My husband and I moved around a lot during the first several years of our marriage. We were married in 1990 and it was not until 2001 that we bought our first home in Seattle, which is the home in which we still live. This is one of the most expensive cities in the U.S. and we don’t live an ostentatious life style. Consequently, our house is not fancy or stylish. But we love our 1950’s house and have worked to inject it with our own personal style, which is colorful and eclectic.

When we moved into the house, there were flower beds in the back. I spent the first year in the house weeding and seeing what kind of plants there were. There was a grassy front yard, bordered by two huge juniper shrubs. Juniper shrubs were commonly part of the landscaping for homes built in the 1950’s and 1960’s. I imagine that they were cute back then. They get rather prickly and enormous over time. Also, they are really ugly, so ugly that the house had what my brother, a realtor, called, “No curb appeal.”  After we’d been in the house for about three years, John removed the shrubs and built a rock wall. The shrubs were weighed at the city dump for the composting program; a half ton of shrub. 1000 pounds of juniper, people!

I planted a rock garden. A year or two later, John removed the front lawn. I covered it in layers of newspaper and cardboard followed by four inches of beautiful black compost that I had delivered to my house, which I carried around the yard by the wheelbarrow full. I didn’t plant anything in the yard for a year to make sure that all of the grass and weed seeds under the paper barrier would not get exposed to light. The following years, I started a long project of putting in flowers, summer vegetables, shrubs, garden art, soaker hoses hooked to an automatic watering timer, and slate walkways.

After the front yard was “done”, I started work on the planting strip, the piece of grass between the sidewalk and the street. This land is owned by the city but the home owner is responsible for upkeep. The city encourages people to make the strip into a garden. We had already planted two trees there, which were given to us by the city as part of their Street Trees program. I got out my garden edger and started the long process of removing sod from the strip. I did it in pieces, removing a small square and filling it with compost and new soil. I planted beans there the first summer. After a year, it was all removed and planted. Right now, it is full of blooming tulips, which I have planted in wet fall weather, my garden gloves filling with cold muddy water.

Until my cancer diagnosis, I spent a great deal of time in my yard, weeding, pruning, and planting. Then I stopped working in my yard, for the most part. I had repeated surgeries that made it hard for my to use my arms and abdomen. I started exercising regularly, which meant less time for gardening and also another way to fulfill my need to spend time outdoors. I had trouble with fatigue. I had friends that came to help. Later, I decided to get rid of the little strip of grass on the left side of the house to open up more planting area. I got about half done with that project and lost steam. It is still unfinished, a year and a half later.

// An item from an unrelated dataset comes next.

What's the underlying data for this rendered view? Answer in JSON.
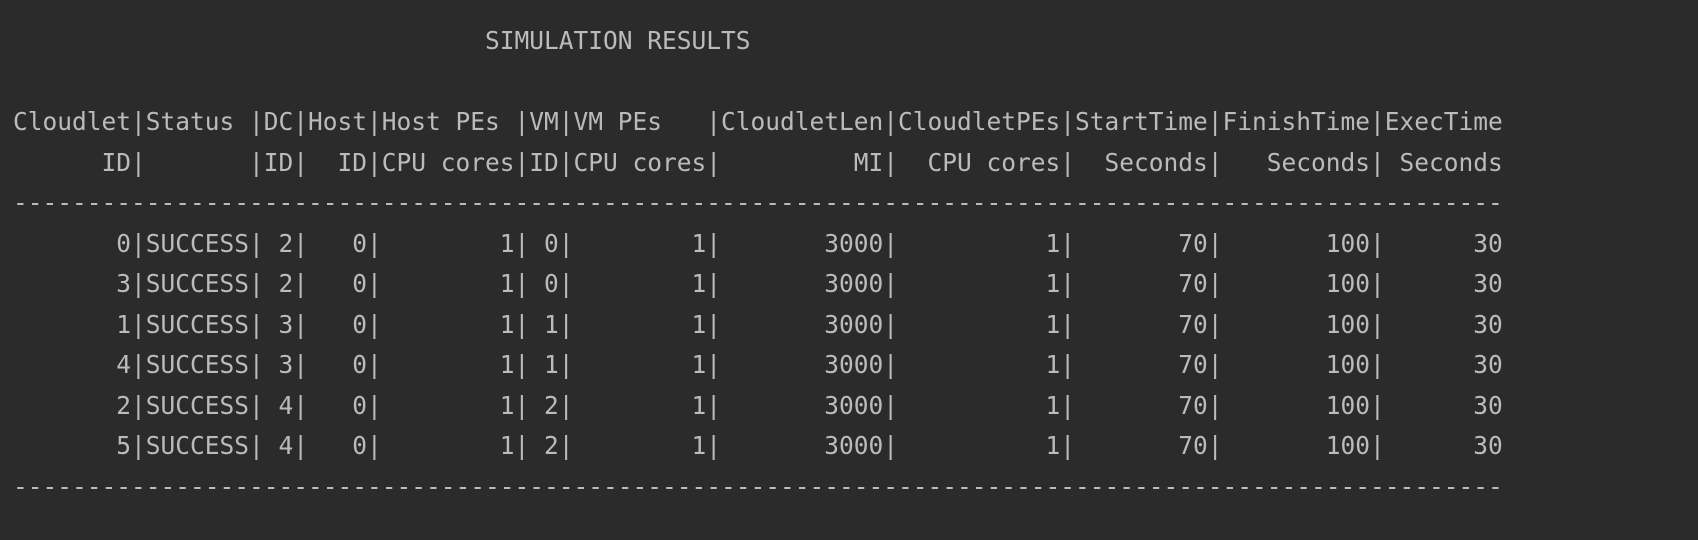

But after years of working out there several times a week during the summer and frequently during the rest of the year, I found out what happens when a yard doesn’t get such regular attention. It’s not pretty. It gets weedy and full of brown stuff. Some plants get out of control and propagate wildly. The rose bushes did not get pruned. One of them got as large as a Volkswagen. It was really overwhelming. I often found myself thinking, “My yard used to be so beautiful. It was so much easier to maintain. Now it is a mess.”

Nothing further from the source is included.